The woman (who asked for anonymity for fear of her life) told Grassroots Leadership in March: “My husband was one of the 36 immigrants who could leave the jail under the sheriff and even though he had an immigration order, he wanted to do the right thing and he appeared at his second court date. When he was leaving, immigration agents were waiting for him and took him. He didn’t even get to say goodbye to me, or to his son because now we don’t even know where he is going to be.”
Bethany Carson, an immigration organizers and researcher with Grassroots Leadership who had worked with the dead man's wife and testified at his court hearing subsequent to his deportation, decried the late man's deportation.
“Immigration raids have impacts on individuals and their families that are now often deadly,” Carson said. “The county policy refusing to honor most unconstitutional detainers only protects immigrants in our community if they cannot later be snatched from our courts and our streets.
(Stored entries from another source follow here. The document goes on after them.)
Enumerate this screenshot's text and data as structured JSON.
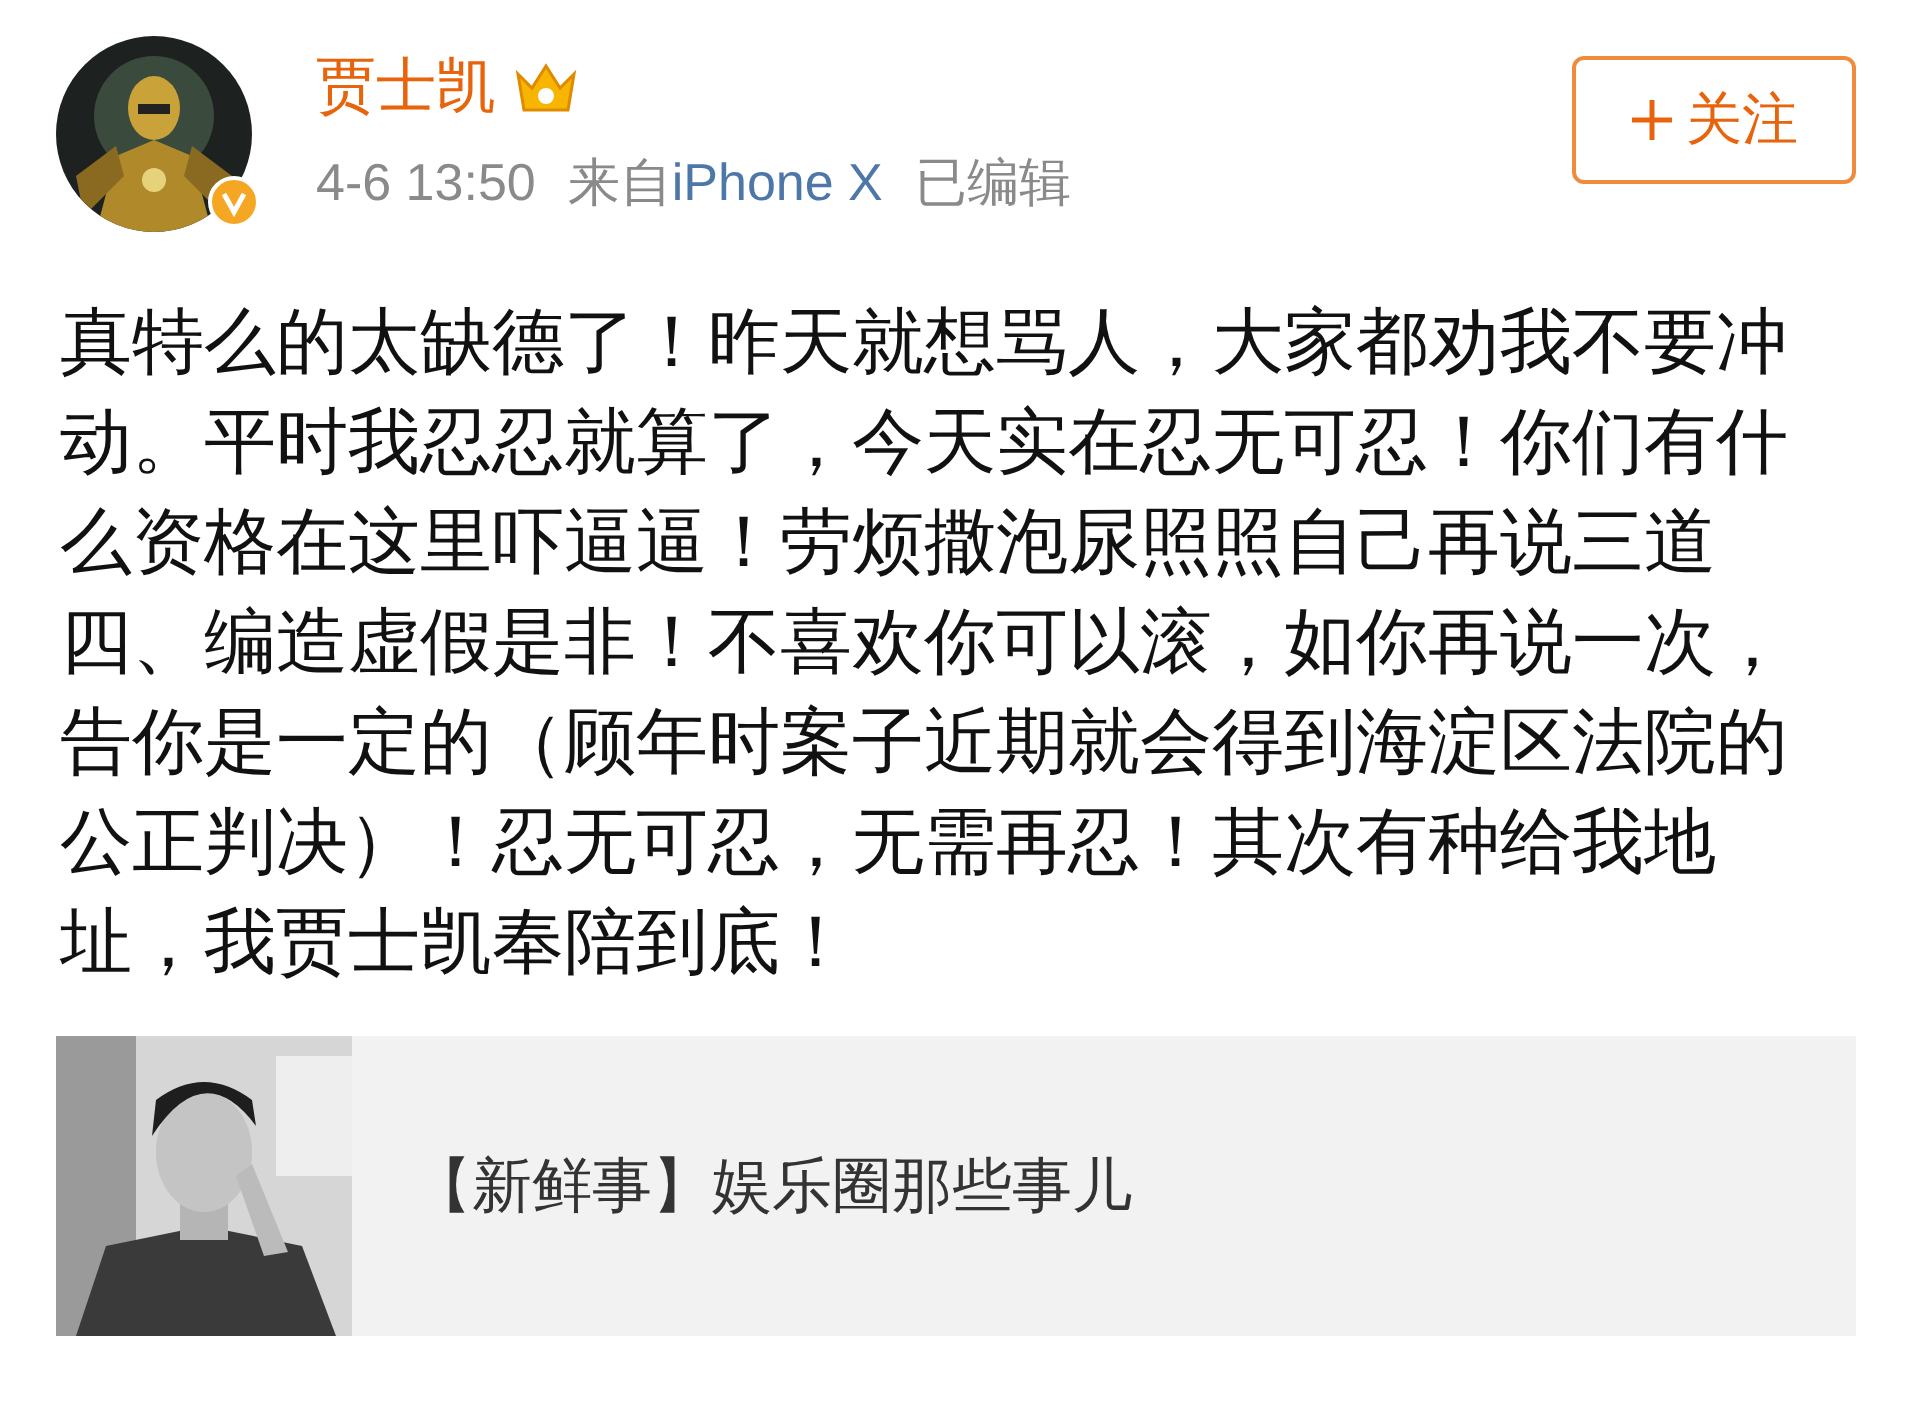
{
  "author": {
    "name": "贾士凯",
    "verified": true,
    "vip": true
  },
  "meta": {
    "time": "4-6 13:50",
    "source_prefix": "来自",
    "source": "iPhone X",
    "edited": "已编辑"
  },
  "follow_button": {
    "label": "关注"
  },
  "post_text": "真特么的太缺德了！昨天就想骂人，大家都劝我不要冲动。平时我忍忍就算了，今天实在忍无可忍！你们有什么资格在这里吓逼逼！劳烦撒泡尿照照自己再说三道四、编造虚假是非！不喜欢你可以滚，如你再说一次，告你是一定的（顾年时案子近期就会得到海淀区法院的公正判决）！忍无可忍，无需再忍！其次有种给我地址，我贾士凯奉陪到底！",
  "card": {
    "title": "【新鲜事】娱乐圈那些事儿"
  }
}
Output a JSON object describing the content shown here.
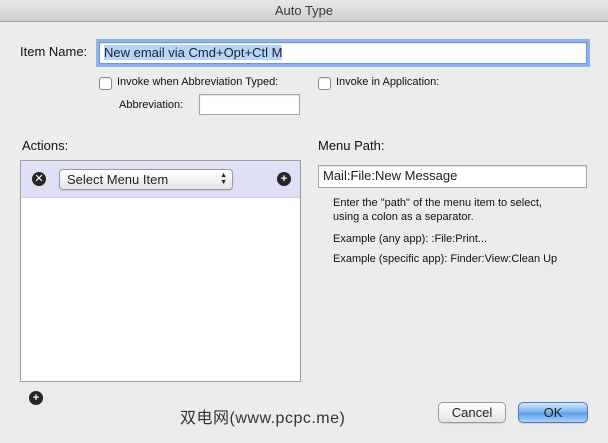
{
  "window": {
    "title": "Auto Type"
  },
  "item_name": {
    "label": "Item Name:",
    "value": "New email via Cmd+Opt+Ctl M"
  },
  "invoke_abbreviation": {
    "label": "Invoke when Abbreviation Typed:",
    "checked": false
  },
  "invoke_application": {
    "label": "Invoke in Application:",
    "checked": false
  },
  "abbreviation": {
    "label": "Abbreviation:",
    "value": ""
  },
  "actions": {
    "label": "Actions:",
    "rows": [
      {
        "action": "Select Menu Item",
        "remove_icon": "remove-icon",
        "add_icon": "add-icon"
      }
    ],
    "add_icon": "add-icon"
  },
  "menu_path": {
    "label": "Menu Path:",
    "value": "Mail:File:New Message",
    "help_line1": "Enter the \"path\" of the menu item to select,",
    "help_line2": "using a colon as a separator.",
    "example_any": "Example (any app):  :File:Print...",
    "example_specific": "Example (specific app):  Finder:View:Clean Up"
  },
  "buttons": {
    "cancel": "Cancel",
    "ok": "OK"
  },
  "watermark": "双电网(www.pcpc.me)"
}
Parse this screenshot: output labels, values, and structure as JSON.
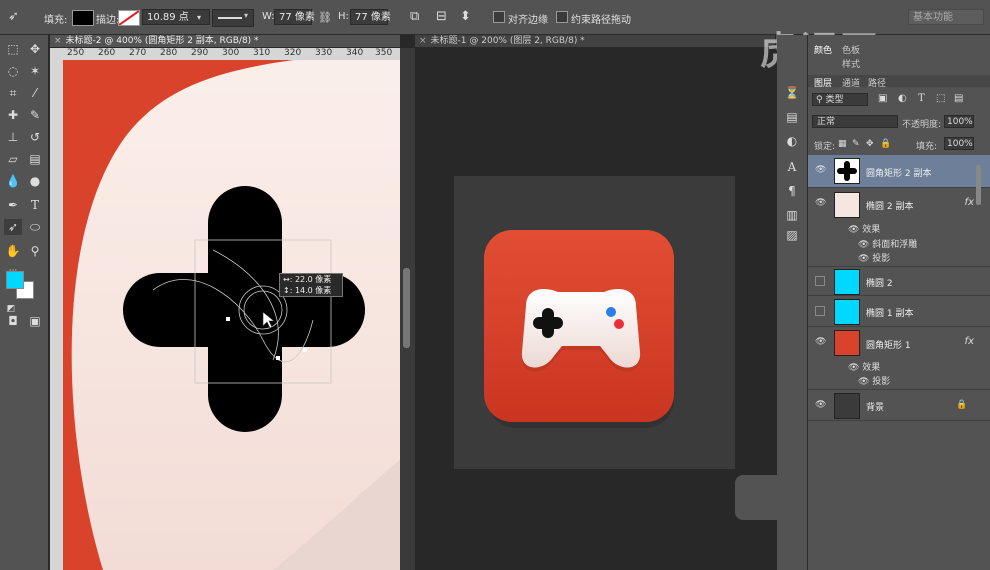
{
  "options_bar": {
    "fill_label": "填充:",
    "stroke_label": "描边:",
    "stroke_width": "10.89 点",
    "w_label": "W:",
    "w_value": "77 像素",
    "h_label": "H:",
    "h_value": "77 像素",
    "align_edges": "对齐边缘",
    "constrain_path": "约束路径拖动",
    "workspace": "基本功能",
    "fill_color": "#000000"
  },
  "tabs": [
    {
      "label": "未标题-2 @ 400% (圆角矩形 2 副本, RGB/8) *",
      "active": true
    },
    {
      "label": "未标题-1 @ 200% (图层 2, RGB/8) *",
      "active": false
    }
  ],
  "ruler": {
    "ticks": [
      "250",
      "260",
      "270",
      "280",
      "290",
      "300",
      "310",
      "320",
      "330",
      "340",
      "350"
    ]
  },
  "tooltip": {
    "line1": "↔: 22.0 像素",
    "line2": "↕: 14.0 像素"
  },
  "colors": {
    "foreground": "#00d8ff",
    "background": "#ffffff",
    "app_red": "#d9432c",
    "layer_selected": "#6d7f99"
  },
  "watermark": "虎课网",
  "panels": {
    "top_tabs": [
      "颜色",
      "色板",
      "样式"
    ],
    "layer_tabs": [
      "图层",
      "通道",
      "路径"
    ],
    "filter_kind": "类型",
    "blend_mode": "正常",
    "opacity_label": "不透明度:",
    "opacity_value": "100%",
    "lock_label": "锁定:",
    "fill_label": "填充:",
    "fill_value": "100%"
  },
  "layers": [
    {
      "name": "圆角矩形 2 副本",
      "selected": true,
      "visible": true
    },
    {
      "name": "椭圆 2 副本",
      "selected": false,
      "visible": true,
      "fx": "fx",
      "effects_label": "效果",
      "effects": [
        "斜面和浮雕",
        "投影"
      ]
    },
    {
      "name": "椭圆 2",
      "selected": false,
      "visible": false
    },
    {
      "name": "椭圆 1 副本",
      "selected": false,
      "visible": false
    },
    {
      "name": "圆角矩形 1",
      "selected": false,
      "visible": true,
      "fx": "fx",
      "effects_label": "效果",
      "effects": [
        "投影"
      ]
    },
    {
      "name": "背景",
      "selected": false,
      "visible": true
    }
  ]
}
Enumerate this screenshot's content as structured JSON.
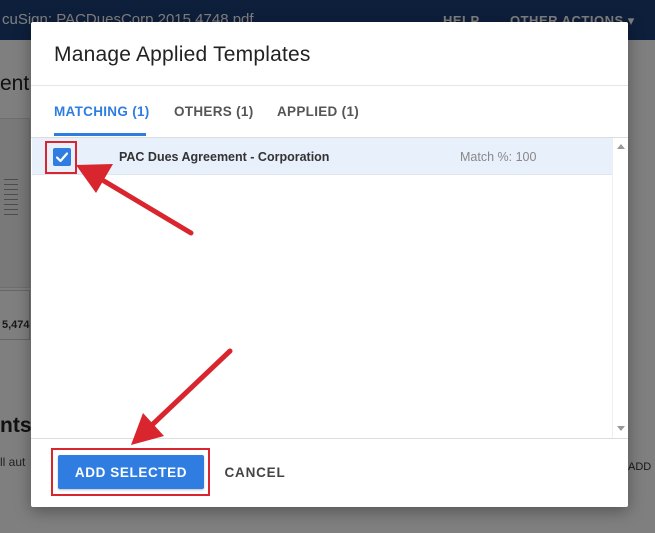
{
  "background": {
    "doc_title": "cuSign: PACDuesCorp 2015 4748.pdf",
    "help": "HELP",
    "other_actions": "OTHER ACTIONS ▾",
    "heading_1": "ent",
    "number": "5,474",
    "heading_2": "nts",
    "subtext": "ll aut",
    "add": "ADD"
  },
  "modal": {
    "title": "Manage Applied Templates",
    "tabs": [
      {
        "label": "MATCHING (1)",
        "active": true
      },
      {
        "label": "OTHERS (1)",
        "active": false
      },
      {
        "label": "APPLIED (1)",
        "active": false
      }
    ],
    "rows": [
      {
        "name": "PAC Dues Agreement - Corporation",
        "match": "Match %: 100",
        "checked": true
      }
    ],
    "buttons": {
      "add_selected": "ADD SELECTED",
      "cancel": "CANCEL"
    }
  },
  "icons": {
    "checkbox": "check-icon",
    "scroll_up": "chevron-up-icon",
    "scroll_down": "chevron-down-icon",
    "annotation": "red-arrow-icon"
  },
  "colors": {
    "accent": "#2f7de1",
    "topbar": "#1c3f78",
    "annotation": "#d9262e",
    "selected_row": "#e8f0fb"
  }
}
Stopping ICE is now a life-and-death matter. Our local elected leaders must do everything within their power to stop these deportations.”
Grassroots Leadership officials note Coronilla isn't the first immigrant whose death was precipitated following ICE detention. A second man, Felipe Almazan-Ruiz, died in an immigration detention center in Livingston, Texas. in the morning of Sept. 17th. Almazan-Ruiz had lived in the U.S. since 1985 before being transferred to the IAH Polk Detention Center in Livingston from Florida in the lead-up to Hurricane Irma.
According to ICE officials, Almazan-Ruiz died from cardiac arrest after being admitted for treatment of cirrhosis of the liver — marking the 12th death in ICE custody during fiscal year 2017. The immigrant had been transferred to Livingston Memorial hospital and then to the Conroe Regional Medical Center before his death.
Both Grassroots Leadership and the national Detention Watch Network had warned of inadequate medical care and other dangerous conditions in a 2012 report following a tour of the facility.
“Simply put, detention and deportation are a deadly business,” Bob Libal, executive director of Grassroots Leadership, said. “Given the high-profile failings of the detention system in Texas, it is outrageous that the Trump administration is planning a massive new for-profit detention center down the road in Conroe.”